Canadians targeted in condo promotion push
Come to Aventura for a couple of nights away from the Great White North, and maybe leave with a way to go south whenever you want. That’s Fairmont Turnberry Isle Resort & Club’s latest pitch to Canadian guests and prospective buyers of South Florida real estate.
The hotel is targeting Canadians looking for real estate steals in South Florida with a package that includes an Aventura city guidebook, a GPS to navigate area roads, hotel accommodations and even foot massages after figuratively pounding the pavement for good deals. The promotion starts Oct. 1 and will run through April, the hotel said. It’s an even more specific response to the escalating level of vacation and second home purchase promotion happening on a regional level.

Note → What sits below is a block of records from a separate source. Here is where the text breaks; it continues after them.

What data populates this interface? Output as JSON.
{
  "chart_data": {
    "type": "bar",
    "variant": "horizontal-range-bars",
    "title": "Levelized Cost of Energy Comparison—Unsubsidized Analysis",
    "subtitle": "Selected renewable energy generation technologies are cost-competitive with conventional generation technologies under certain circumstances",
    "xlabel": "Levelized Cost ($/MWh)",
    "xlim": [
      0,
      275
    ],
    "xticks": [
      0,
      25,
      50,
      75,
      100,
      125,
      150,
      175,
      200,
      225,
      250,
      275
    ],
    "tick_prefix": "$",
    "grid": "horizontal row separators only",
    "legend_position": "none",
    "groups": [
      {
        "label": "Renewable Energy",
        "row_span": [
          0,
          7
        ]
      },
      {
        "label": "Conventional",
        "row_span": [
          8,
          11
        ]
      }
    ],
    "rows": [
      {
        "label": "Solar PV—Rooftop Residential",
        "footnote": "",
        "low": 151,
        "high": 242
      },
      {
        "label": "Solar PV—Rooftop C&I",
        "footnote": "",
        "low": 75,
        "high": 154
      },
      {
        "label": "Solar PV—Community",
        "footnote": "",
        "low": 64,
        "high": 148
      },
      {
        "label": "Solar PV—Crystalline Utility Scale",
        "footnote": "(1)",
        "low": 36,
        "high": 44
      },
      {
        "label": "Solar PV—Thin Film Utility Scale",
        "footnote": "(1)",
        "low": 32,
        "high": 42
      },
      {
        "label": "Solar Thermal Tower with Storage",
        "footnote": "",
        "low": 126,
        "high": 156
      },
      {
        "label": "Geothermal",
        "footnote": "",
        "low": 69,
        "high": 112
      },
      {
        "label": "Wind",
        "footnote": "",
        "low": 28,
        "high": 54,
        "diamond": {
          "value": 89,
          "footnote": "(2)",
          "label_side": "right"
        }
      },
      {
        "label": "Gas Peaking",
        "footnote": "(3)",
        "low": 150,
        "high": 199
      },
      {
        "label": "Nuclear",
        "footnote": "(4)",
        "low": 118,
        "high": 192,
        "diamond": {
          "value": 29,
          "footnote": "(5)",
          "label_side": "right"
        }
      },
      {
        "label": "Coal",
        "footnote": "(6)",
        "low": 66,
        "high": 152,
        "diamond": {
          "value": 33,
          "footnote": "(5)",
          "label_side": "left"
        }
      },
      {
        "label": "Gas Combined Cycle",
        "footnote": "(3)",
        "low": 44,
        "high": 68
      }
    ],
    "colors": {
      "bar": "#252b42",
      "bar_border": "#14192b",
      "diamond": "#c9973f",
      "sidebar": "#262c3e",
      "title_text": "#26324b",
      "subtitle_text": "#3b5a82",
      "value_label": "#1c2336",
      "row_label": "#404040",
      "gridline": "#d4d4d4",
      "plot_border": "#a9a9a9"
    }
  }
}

“We wanted to come up with a promotion that would help us and help the real estate community,” said Rachel Pinzur, a spokesperson for Fairmont. “We came up with the Future Floridian package for Canadians who want to buy a vacation home. This benefits the travel industry and the real estate industry. Both are hurting.”

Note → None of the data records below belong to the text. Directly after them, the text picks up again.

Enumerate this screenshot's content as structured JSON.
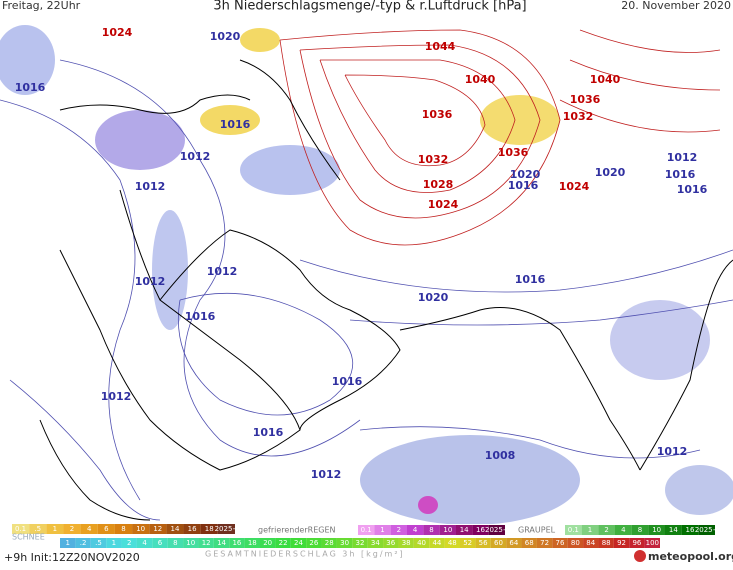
{
  "header": {
    "left": "Freitag, 22Uhr",
    "title": "3h Niederschlagsmenge/-typ & r.Luftdruck [hPa]",
    "right": "20. November 2020"
  },
  "isobar_labels": [
    {
      "text": "1024",
      "color": "#c00000"
    },
    {
      "text": "1020",
      "color": "#3030a0"
    },
    {
      "text": "1016",
      "color": "#3030a0"
    },
    {
      "text": "1044",
      "color": "#c00000"
    },
    {
      "text": "1040",
      "color": "#c00000"
    },
    {
      "text": "1040",
      "color": "#c00000"
    },
    {
      "text": "1036",
      "color": "#c00000"
    },
    {
      "text": "1032",
      "color": "#c00000"
    },
    {
      "text": "1036",
      "color": "#c00000"
    },
    {
      "text": "1016",
      "color": "#3030a0"
    },
    {
      "text": "1012",
      "color": "#3030a0"
    },
    {
      "text": "1032",
      "color": "#c00000"
    },
    {
      "text": "1036",
      "color": "#c00000"
    },
    {
      "text": "1012",
      "color": "#3030a0"
    },
    {
      "text": "1012",
      "color": "#3030a0"
    },
    {
      "text": "1028",
      "color": "#c00000"
    },
    {
      "text": "1020",
      "color": "#3030a0"
    },
    {
      "text": "1016",
      "color": "#3030a0"
    },
    {
      "text": "1024",
      "color": "#c00000"
    },
    {
      "text": "1020",
      "color": "#3030a0"
    },
    {
      "text": "1016",
      "color": "#3030a0"
    },
    {
      "text": "1016",
      "color": "#3030a0"
    },
    {
      "text": "1024",
      "color": "#c00000"
    },
    {
      "text": "1012",
      "color": "#3030a0"
    },
    {
      "text": "1012",
      "color": "#3030a0"
    },
    {
      "text": "1016",
      "color": "#3030a0"
    },
    {
      "text": "1020",
      "color": "#3030a0"
    },
    {
      "text": "1016",
      "color": "#3030a0"
    },
    {
      "text": "1016",
      "color": "#3030a0"
    },
    {
      "text": "1012",
      "color": "#3030a0"
    },
    {
      "text": "1016",
      "color": "#3030a0"
    },
    {
      "text": "1008",
      "color": "#3030a0"
    },
    {
      "text": "1012",
      "color": "#3030a0"
    },
    {
      "text": "1012",
      "color": "#3030a0"
    }
  ],
  "legend": {
    "snow_title": "SCHNEE",
    "rain_title": "gefrierenderREGEN",
    "graupel_title": "GRAUPEL",
    "snow": [
      "0.1",
      ".5",
      "1",
      "2",
      "4",
      "6",
      "8",
      "10",
      "12",
      "14",
      "16",
      "18",
      "2025+"
    ],
    "rain": [
      "0.1",
      "1",
      "2",
      "4",
      "8",
      "10",
      "14",
      "16",
      "2025+"
    ],
    "graupel": [
      "0.1",
      "1",
      "2",
      "4",
      "8",
      "10",
      "14",
      "16",
      "2025+"
    ],
    "total": [
      "1",
      ".2",
      ".5",
      "1",
      "2",
      "4",
      "6",
      "8",
      "10",
      "12",
      "14",
      "16",
      "18",
      "20",
      "22",
      "24",
      "26",
      "28",
      "30",
      "32",
      "34",
      "36",
      "38",
      "40",
      "44",
      "48",
      "52",
      "56",
      "60",
      "64",
      "68",
      "72",
      "76",
      "80",
      "84",
      "88",
      "92",
      "96",
      "100"
    ],
    "total_title": "GESAMTNIEDERSCHLAG 3h [kg/m²]"
  },
  "footer": {
    "init": "+9h Init:12Z20NOV2020",
    "brand": "meteopool.org"
  }
}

The package requires at least a two-night stay and wants to make house-hunting a painless process. Beyond the foot massages and GPS, Canadian visitors also get a bottle of wine and dinner at the Bourbon Steak restaurant. And those who decide to purchase a home receive a kit complete with towels, goggles, underwater cameras and other goodies.
Fairmont worked with the Aventura Marketing Council to put together a list of luxury real estate agents who would treat the Canadian guests with kid gloves.
The Fairmont may benefit from a promotion the Beacon Council, the Greater Miami Convention & Visitors Bureau and several other organizations and corporations have launched. The groups are running a $2.4 million marketing campaign targeting vacationers and buyers from Canada, Brazil, New York and other major cities.
“Canada is our number one international market,” said Rolando Aedo, senior vice president of Tourism and Marketing at the Greater Miami Convention & Visitors Bureau. “The demographic of the typical Canadian traveler to Miami has changed. It’s mainly Euro-French Canadians – the extend-stay snowbirds.”
The Downtown Development Authority is on board to promote the condo market, the cultural scene and the night life, Aedo said.
“Our campaign focuses on Miami as a place to live, work and play,” Aedo said. “Targeting Canadians on all three fronts is important for Miami. During these challenging times, it makes sense for us to target Canadians, who have a love affair with warm weather destinations like South Florida.”
Experts, though, said the Fairmont may be disappointed with the reservation volume.
In his 25 years of hotel marketing, Bruno Perez, vice president of Revpar Guru, a hotel software company in Miami Beach, hasn’t witnessed this type of effort. Although creative, he said, promoting vacation packages based on real estate sales isn’t the most effective campaign.
“I don’t see this as a strong volume driver at all. It’s very limiting. How many people in Canada are wanting to buy Florida real estate?” Perez asked rhetorically. “Once Canadians are here they may shop for real estate, but if I were running a hotel I would try many other things before targeting Canadian real estate buyers.”
The Fairmont hasn’t had any takers on its Future Floridian package, but Pinzur is confident that the snowbirds will begin flocking to South Florida soon — and to the hotel.
“We’re always throwing out creative packages to differentiate ourselves from what other hotels are doing,” Pinzur said. “This is the first time we’ve tried to draw a real estate connection. Of course, we’re not limiting the special to Canadians. Anyone can take advantage of this package.”
The package rates start at $839 for a two-night stay from Oct. 1 to Dec. 18 and $1,389 from Dec. 19 to Jan. 4 and $1,010 from Jan. 5 through April 30, 2010.